W większości meczów grałeś z lewej strony bloku defensywy, to jest dla Ciebie wyzwanie, że częściej musisz grać słabszą nogą?
Wiadomo, że na pozycji pół lewego stopera częściej trzeba używać lewej nogi, ale nie odczułem, że jest mi ciężej.
Gdybym Ci powiedział, że ciężar rozgrywania od tyłu w Cracovii spoczywa na Tobie, zgodziłbyś się?
Nie, nie uważam tak. Myślę, że każdy z nas dobrze rozgrywa i ma do tego zdolności.
Masz najwięcej podań w całej drużynie, najwięcej celnych podań i najwięcej podań do przodu. Kontaktów z piłką prawie zawsze masz najwięcej, jak chodzi o obronę. Nawet w meczu z Termalicą, kiedy zszedłeś w 70. minucie.
Szczerze mówiąc, to nie zdawałem sobie z tego sprawy. Lubię mieć piłkę przy nodze, podłączyć się do gry, podawać, ale najważniejsze dla mnie jest to, żeby zachować w jakimś meczu czyste konto. Fajnie, że jestem wysoko w tych statystykach, ale to nie jest dla mnie kluczowe.
Trener sugeruje Wam przed meczami, że warto grać konkretnie którąś stroną?
Nie. Chcemy po prostu grać szybko, na jeden-dwa kontakty, przesuwać piłkę do przodu. Nie jest określone, gdzie mamy podawać. Każdy ma to robić tak, jak czuje w danym momencie. Często też gramy długim podaniem, ale mając w drużynie Filipa Stojilkovicia grzechem byłoby tego nie robić.
Właśnie, jak oceniasz Filipa Stojilkovicia?
Filip jest bardzo szybki i jednocześnie bardzo silny. Ma świetne wykończenie. Myślę, że nie pokazał jeszcze wszystkiego, co potrafi i na pewno będziemy mieli z niego wiele pożytku w kolejnych meczach.
Jest lepszy od Benjamina Kallmana?
Są podobni.
Co najbardziej musisz poprawić w swojej grze?
Myślę, że muszę wprowadzić spokój do swojej gry, bo zbyt często chcę zrobić coś szybko.
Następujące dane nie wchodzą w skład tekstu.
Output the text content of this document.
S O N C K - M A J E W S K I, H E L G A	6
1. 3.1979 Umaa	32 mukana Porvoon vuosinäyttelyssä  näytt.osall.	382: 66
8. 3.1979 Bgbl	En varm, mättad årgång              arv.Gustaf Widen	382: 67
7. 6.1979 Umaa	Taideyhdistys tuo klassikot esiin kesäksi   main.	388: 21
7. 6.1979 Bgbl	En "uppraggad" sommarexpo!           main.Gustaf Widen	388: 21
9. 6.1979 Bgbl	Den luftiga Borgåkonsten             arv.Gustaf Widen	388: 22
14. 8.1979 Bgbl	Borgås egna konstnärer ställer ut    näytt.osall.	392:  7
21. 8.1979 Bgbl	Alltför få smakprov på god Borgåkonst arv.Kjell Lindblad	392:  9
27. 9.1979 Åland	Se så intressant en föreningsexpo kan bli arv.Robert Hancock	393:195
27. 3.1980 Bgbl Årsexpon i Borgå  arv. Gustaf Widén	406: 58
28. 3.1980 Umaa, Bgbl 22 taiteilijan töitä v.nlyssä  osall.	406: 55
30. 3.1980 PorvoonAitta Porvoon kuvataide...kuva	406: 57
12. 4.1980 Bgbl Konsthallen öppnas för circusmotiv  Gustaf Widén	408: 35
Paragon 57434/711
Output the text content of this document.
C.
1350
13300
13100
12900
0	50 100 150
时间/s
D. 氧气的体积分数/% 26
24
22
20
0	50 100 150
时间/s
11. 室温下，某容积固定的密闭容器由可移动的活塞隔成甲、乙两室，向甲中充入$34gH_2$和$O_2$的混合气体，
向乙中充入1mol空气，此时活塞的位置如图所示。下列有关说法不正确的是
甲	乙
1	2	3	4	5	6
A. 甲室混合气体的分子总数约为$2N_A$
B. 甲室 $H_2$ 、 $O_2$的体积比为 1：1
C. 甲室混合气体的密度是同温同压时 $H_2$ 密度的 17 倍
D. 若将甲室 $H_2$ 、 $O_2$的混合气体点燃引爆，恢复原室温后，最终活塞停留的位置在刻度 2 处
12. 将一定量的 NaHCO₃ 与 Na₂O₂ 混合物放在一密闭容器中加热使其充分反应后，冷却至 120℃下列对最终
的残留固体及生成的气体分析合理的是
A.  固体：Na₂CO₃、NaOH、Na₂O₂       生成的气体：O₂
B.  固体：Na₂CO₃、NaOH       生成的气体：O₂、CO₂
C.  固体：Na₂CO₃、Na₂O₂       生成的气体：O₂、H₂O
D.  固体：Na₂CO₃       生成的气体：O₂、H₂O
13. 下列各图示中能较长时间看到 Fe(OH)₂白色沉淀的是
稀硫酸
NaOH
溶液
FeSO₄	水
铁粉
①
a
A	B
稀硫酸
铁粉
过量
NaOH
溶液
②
Do tego muszę poprawić główki, które często wygrywam, ale co mi po takim pojedynku, jak zagram piłkę do rywala. Muszę bardziej zwracać uwagę na to, gdzie kieruje piłkę po zagraniu głową.
Tak personalnie, to odpowiada Ci styl gry Cracovii?
Tak, zdecydowanie. Myślę, że cała drużyna dobrze się czuje w grze niską obroną. Mamy też umiejętności i myślę, że nieraz pokażemy, że potrafimy grać w piłkę.
Jak się zapatrujesz na przyjście Bosko Sutalo? To konkurent o skład.
W każdej drużynie musi być rywalizacja. Liczę na to, że nawzajem będziemy się motywować i pracować na to, aby drużyna wygrywała jak najczęściej.
A Kamil Glik, co o nim sądzisz?
Nie chcę się do niego porównywać, bo to świetny gracz, a ja jeszcze nic nie osiągnąłem. Na pewno chciałem go podpatrywać na treningach. Zobaczyć, jak zachowuje się w określonych sytuacjach. Myślę też, że Kamil to taki człowiek, że jakbym potrzebował pomocy, to od razy by mi pomógł. Cieszę się, że mamy kogoś takiego w szatni.
Jesteś w czymś do niego podobny?
Myślę, że charakter. Zarówno on, jak i ja nigdy nie odpuszczamy i zawsze walczymy do końca. Zawsze interesuje nas tylko wygrana i zrobimy wszystko, żeby nie stracić gola.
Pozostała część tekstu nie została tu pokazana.